One time, I spent WAY too much on a haircut.
In my defense, I really wanted it. It was at a Curly Hair salon. My hair is naturally wild. And it gets bigger in crazy weather. 0ne day, I came across a salon that SPECIALIZES in curly hair. Wow! And its website perfectly described my problem. It said something like "You never know if it's going to be a good or bad hair day" (insert sympathetic tears here).
Yes. Exactly. They get it, I thought. Sold.
If they understand what my challenge is, they've obviously heard it all before. They KNOW what they're doing. Easy decision.
Point is, they were great at convincing me of their value. And you are always convincing people of your value. We are all selling ourselves. Always. (Scary, I know!). Being good isn't good enough, as my mom, Tsufit of Step into the Spotlight, so astutely points out. Good is a starting point. It's already taken for granted. But you must have an advantage to be relevant. You need to understand your client better than anyone else. So that you're trusted more than anyone else. Because YOU alone "get it."
*Side Note: Haircut was a 7/10. Decent but it didn't exactly turn me into JLO*
I love freedom. It's so important to me. If you're like me and you want freedom, you have to exchange value for money. (Even better if it's on your terms).
I don't care about material things. I had a $40 Huawei phone that was missing the "e" button until the whole thing broke and I traded up. Money isn't what I love. It's cool and all. But more exciting is that money buys choice. And I like having options.
To become super-valuable at work, an organization, in your business, figure out the problem. Work yourself into the solution.
Expertly define the problem. Use stories. Vivid images. Bright colours. Human values. Deep meaning. If you perfectly articulate the challenge to your prospect, they’ll say “Exactly. You understand me. Okay, so what’s the solution?”

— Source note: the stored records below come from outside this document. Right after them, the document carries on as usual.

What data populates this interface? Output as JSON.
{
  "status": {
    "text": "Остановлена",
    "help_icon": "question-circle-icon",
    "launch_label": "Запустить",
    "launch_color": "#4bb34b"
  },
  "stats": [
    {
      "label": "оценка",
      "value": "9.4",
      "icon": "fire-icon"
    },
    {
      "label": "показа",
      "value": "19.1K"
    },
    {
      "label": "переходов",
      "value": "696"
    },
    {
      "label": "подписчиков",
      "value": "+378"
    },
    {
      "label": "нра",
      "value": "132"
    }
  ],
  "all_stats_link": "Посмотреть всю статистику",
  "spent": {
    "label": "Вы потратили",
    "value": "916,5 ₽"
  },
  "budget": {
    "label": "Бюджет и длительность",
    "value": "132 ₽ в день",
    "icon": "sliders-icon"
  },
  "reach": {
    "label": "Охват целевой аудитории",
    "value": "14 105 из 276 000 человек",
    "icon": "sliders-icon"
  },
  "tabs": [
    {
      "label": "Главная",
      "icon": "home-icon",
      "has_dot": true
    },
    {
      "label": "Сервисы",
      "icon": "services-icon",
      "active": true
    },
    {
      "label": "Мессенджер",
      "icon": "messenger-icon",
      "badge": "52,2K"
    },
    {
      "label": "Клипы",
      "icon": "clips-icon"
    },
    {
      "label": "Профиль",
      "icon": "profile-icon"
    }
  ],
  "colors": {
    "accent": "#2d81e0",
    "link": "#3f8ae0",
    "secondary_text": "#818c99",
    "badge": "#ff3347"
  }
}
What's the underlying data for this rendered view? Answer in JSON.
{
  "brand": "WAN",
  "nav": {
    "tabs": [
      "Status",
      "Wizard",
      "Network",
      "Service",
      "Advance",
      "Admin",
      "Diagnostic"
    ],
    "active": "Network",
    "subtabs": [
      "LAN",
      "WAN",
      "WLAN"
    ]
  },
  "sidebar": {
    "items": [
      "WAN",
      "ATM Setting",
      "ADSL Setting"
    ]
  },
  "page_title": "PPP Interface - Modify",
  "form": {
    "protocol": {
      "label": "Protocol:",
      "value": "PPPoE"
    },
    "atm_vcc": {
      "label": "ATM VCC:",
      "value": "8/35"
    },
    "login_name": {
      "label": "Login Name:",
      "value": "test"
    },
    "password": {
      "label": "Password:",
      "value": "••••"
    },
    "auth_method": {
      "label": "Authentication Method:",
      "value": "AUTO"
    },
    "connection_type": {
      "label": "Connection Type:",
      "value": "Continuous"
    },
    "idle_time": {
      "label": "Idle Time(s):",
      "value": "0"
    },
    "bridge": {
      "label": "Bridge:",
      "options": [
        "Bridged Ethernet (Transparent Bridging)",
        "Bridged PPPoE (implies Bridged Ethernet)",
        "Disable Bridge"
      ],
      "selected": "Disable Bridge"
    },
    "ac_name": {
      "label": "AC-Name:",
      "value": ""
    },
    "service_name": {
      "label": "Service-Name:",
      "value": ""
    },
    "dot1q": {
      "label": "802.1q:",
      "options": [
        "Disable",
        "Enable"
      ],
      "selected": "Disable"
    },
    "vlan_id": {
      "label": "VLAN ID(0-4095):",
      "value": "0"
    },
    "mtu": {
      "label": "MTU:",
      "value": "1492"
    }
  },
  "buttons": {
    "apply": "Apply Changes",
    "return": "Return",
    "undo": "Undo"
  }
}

Clients will be hungry for what you have. This goes for all forms of work, “selling” an idea, “selling” yourself. Get good at defining the problem so that YOU’RE the one they look to for the solution. This makes you valuable, important, irreplaceable.
How to define the solution? You must KNOW the person, people or company you're serving. You must do empathy research. Ask a bazillion great questions, like you're writing a biography on them. Shut your mouth. Listen. Learn their pain points, struggles, goals, dreams.
Then help them solve their problem. This is the work. Package your solution nicely. Give them advice that changes their outcomes. Information isn't enough, as CEO of Clients on Demand Russ Ruffino points out: "People don't want information; they want transformation." Put yourself in a position of loving authority. Truly care about their outcomes. (If you don't, you're in the wrong industry. Peace out.) As Jay Abraham explains "You must become their most trusted advisor."
Seth Godin reminds us that a successful day is one in which you gained more trust and influence over the people you serve. That means understanding them better, then giving to them better.
Remember This: Ask for something and they'll run. Solve their problems and they'll come in crowds.